I remember making up a fun little tongue-in-cheek vignette a few weeks ago about this. For the Elves, this will be jarring to no end. For humans talking to humans in real life, it is stupid and irrelevant to name your ancestors for 4-5 generations upon meeting, because nobody cares, nobody met them, they are dust. If it's dialogue in a TV show about humans, it's clunky exposition. For Men talking to Elves, I am certain that the custom would develop for a friendly first-time meeting, for a notable Man to state their most notable ancestors because the Elf may have met and known any of them. If this practice was developed on-screen, so we can see for the first instance or two why it is so helpful, then it all of a sudden isn't clunky exposition, it's a known tradition. The Elf might then, by custom, refer to the Man explicitly by the relation to the ancestor then knew. Finrod might refer to Barahir as "greatson of Beor" for instance. This way, even if Barahir and Beor never appear on screen together because their lives never overlap, you still get this explicit link between them. Does it matter if "greatson" means "grandson" or "great-great-grandson"? Not really.

I am imagining a Man introducing himself to an Elf, listing off his longfathers, and the Elf's eyes lighting up at the mention of one name in there.


I guess I'm not demanding adherence to the holy texts, so much as still not really seeing the prize of diverging. The default is to stick to the text, and then if there's a reason we go our own way. Absolutely agreed, enthusiastically agreed.

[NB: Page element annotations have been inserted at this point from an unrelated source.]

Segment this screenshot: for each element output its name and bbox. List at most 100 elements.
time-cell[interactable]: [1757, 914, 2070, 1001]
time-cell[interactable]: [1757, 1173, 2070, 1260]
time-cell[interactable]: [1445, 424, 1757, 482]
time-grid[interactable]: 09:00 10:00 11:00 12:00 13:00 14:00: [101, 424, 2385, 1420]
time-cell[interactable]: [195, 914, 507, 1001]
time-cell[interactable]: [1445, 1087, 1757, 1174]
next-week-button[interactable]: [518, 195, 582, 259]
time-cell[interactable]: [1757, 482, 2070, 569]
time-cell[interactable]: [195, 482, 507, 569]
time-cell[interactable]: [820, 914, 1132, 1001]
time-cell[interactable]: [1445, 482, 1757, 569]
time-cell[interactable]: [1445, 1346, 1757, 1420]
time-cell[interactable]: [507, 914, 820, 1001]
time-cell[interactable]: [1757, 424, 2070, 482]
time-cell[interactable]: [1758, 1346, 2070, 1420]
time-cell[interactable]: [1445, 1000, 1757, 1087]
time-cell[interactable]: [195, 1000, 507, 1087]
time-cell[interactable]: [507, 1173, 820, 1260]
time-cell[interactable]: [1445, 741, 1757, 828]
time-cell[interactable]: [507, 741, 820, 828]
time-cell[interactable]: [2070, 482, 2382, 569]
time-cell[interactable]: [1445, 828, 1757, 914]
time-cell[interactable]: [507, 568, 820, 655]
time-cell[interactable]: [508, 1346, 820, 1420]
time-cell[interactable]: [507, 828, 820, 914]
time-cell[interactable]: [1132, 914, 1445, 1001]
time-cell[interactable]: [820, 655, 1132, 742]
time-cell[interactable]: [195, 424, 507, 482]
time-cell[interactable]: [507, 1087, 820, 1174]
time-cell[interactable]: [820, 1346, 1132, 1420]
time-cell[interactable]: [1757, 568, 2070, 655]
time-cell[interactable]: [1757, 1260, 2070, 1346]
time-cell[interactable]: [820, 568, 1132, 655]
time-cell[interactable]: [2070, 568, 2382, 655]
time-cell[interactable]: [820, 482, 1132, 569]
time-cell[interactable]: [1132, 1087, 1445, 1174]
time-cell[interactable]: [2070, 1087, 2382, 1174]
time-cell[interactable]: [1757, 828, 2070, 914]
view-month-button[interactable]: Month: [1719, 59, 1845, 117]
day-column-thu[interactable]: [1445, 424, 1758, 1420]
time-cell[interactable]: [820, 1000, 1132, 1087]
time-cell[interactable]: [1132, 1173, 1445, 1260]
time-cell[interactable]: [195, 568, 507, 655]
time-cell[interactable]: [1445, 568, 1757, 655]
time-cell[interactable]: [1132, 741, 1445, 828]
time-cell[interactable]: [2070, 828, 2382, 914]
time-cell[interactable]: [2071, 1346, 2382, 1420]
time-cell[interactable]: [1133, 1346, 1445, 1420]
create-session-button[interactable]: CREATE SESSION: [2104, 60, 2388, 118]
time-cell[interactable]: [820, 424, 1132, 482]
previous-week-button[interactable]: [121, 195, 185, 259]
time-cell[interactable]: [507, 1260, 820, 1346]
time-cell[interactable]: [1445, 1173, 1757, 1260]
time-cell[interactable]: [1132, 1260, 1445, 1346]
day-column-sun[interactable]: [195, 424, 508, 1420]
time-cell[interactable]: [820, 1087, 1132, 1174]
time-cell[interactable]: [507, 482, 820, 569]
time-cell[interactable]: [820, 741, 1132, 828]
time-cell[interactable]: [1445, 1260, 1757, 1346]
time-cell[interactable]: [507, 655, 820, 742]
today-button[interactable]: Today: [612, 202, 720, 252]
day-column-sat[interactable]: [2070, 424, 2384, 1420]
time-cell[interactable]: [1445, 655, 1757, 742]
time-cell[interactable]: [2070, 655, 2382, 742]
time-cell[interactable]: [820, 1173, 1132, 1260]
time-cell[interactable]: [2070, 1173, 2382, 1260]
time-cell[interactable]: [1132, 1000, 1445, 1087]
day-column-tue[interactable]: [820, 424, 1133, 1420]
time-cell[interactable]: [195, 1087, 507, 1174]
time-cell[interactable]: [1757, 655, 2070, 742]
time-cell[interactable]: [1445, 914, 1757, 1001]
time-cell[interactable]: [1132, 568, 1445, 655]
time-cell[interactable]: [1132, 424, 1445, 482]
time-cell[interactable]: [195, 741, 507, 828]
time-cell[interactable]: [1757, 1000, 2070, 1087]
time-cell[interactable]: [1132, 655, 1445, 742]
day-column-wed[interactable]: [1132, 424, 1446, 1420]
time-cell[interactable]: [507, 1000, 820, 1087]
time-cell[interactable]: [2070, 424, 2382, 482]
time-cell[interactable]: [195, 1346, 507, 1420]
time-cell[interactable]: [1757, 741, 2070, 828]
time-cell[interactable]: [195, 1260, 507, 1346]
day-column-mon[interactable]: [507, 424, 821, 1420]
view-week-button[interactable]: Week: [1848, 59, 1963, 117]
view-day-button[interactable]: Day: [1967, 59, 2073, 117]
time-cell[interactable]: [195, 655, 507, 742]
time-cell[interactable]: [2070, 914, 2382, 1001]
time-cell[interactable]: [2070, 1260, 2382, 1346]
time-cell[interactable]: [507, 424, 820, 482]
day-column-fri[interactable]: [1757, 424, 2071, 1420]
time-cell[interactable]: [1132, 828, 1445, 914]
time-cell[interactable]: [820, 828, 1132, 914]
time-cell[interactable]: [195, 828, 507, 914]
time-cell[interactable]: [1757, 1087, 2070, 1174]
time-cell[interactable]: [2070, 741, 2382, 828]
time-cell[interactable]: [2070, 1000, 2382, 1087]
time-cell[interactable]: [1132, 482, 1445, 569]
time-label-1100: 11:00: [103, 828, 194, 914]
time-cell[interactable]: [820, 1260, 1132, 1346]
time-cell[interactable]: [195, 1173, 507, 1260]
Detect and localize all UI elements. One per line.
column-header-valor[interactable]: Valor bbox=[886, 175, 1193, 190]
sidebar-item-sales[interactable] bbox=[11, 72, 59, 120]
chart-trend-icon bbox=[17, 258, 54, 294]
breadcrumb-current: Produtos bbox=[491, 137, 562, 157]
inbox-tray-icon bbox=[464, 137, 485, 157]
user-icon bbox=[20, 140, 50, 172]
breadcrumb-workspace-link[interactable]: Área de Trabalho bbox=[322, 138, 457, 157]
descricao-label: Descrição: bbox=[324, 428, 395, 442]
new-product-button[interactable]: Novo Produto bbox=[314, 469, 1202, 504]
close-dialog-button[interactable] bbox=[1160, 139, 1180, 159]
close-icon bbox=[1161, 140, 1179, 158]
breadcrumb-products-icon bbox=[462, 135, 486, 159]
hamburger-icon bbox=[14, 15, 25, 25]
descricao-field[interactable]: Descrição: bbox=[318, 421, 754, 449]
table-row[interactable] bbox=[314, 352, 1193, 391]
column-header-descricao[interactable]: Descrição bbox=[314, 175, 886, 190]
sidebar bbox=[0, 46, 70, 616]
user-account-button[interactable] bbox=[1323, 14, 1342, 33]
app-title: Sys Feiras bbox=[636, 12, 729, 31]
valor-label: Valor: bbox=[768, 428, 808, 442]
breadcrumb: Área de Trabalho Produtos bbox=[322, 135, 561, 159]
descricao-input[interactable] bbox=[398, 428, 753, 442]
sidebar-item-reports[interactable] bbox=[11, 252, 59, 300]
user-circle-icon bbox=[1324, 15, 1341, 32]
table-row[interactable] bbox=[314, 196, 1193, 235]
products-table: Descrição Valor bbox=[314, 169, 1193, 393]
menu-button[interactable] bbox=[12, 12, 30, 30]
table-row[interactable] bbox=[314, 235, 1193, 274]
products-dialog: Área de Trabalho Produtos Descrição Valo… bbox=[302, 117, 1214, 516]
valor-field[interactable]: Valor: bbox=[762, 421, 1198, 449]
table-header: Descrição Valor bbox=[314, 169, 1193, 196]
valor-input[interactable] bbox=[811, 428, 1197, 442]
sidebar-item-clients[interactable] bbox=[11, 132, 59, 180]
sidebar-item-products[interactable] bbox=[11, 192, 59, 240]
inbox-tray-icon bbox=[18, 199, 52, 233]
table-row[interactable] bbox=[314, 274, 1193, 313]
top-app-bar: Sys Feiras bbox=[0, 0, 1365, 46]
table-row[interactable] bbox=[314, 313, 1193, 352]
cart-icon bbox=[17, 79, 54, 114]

I just still am not seeing a prize here for divergence.

We already know that the prize is NOT "we need to compress the timeline". That's an outcome, not a goal.
Is the prize "we need to have all of our characters show up on screen with each other for continuity purposes"? (paraphrased from posts from Nicholas)
Is the prize "nobody wants to have all of these dull 'begats' like from that notoriously unpopular book, the Old Testament"? (paraphrased from posts by MithLuin)

Is there some other prize that I m just not grasping? I'm not convinced that either of those prizes (if I have the essence of them correct, which I might not) are worth changing the story for.

I think we can attain a lot of what I think are the prizes with precise surgical alterations to individual entries in the family trees, without deleting 100 years and 3 generations across the board. Beor lives a little bit longer, Hador is born a little bit sooner and stays hale and hearty a bit longer than you'd maybe expect, maybe one generation gets skipped in one line somewhere where the dates don't quite sync up and we need someone born when their "canon" mother would only be 7 in our modified genealogy. We hear a bit about the "begats" when Men are introduced to Elves, but we don't see all of the off-screen lives of uninteresting people.
 
But...I have not heard anyone say that what they really want is an entire opening episode dedicated to introducing Men solely focused on Bëor
*raises hand* This is something I am starting to think is necessary, in order to give us as much Bëor as early as possible. Show us what he is looking for and why it's such a big deal to him when he meets Finrod.
 
Is the prize "we need to have all of our characters show up on screen with each other for continuity purposes"? (paraphrased from posts from Nicholas)

To clarify, we need to have continuity between the characters that appear on the screen. Whomever they are. Specifically because they won't be there long enough to matter otherwise
 
*raises hand* This is something I am starting to think is necessary, in order to give us as much Bëor as early as possible. Show us what he is looking for and why it's such a big deal to him when he meets Finrod.
Well, the Men first thought he was one of the Valar, right? Perhaps they are looking for the Valar, those who are good and associated with light? Then Finrod has to let them down gently, that he is not one of the Valar and that the only Valar close by is the evil entity your ancestors fled from, or just plain bad news.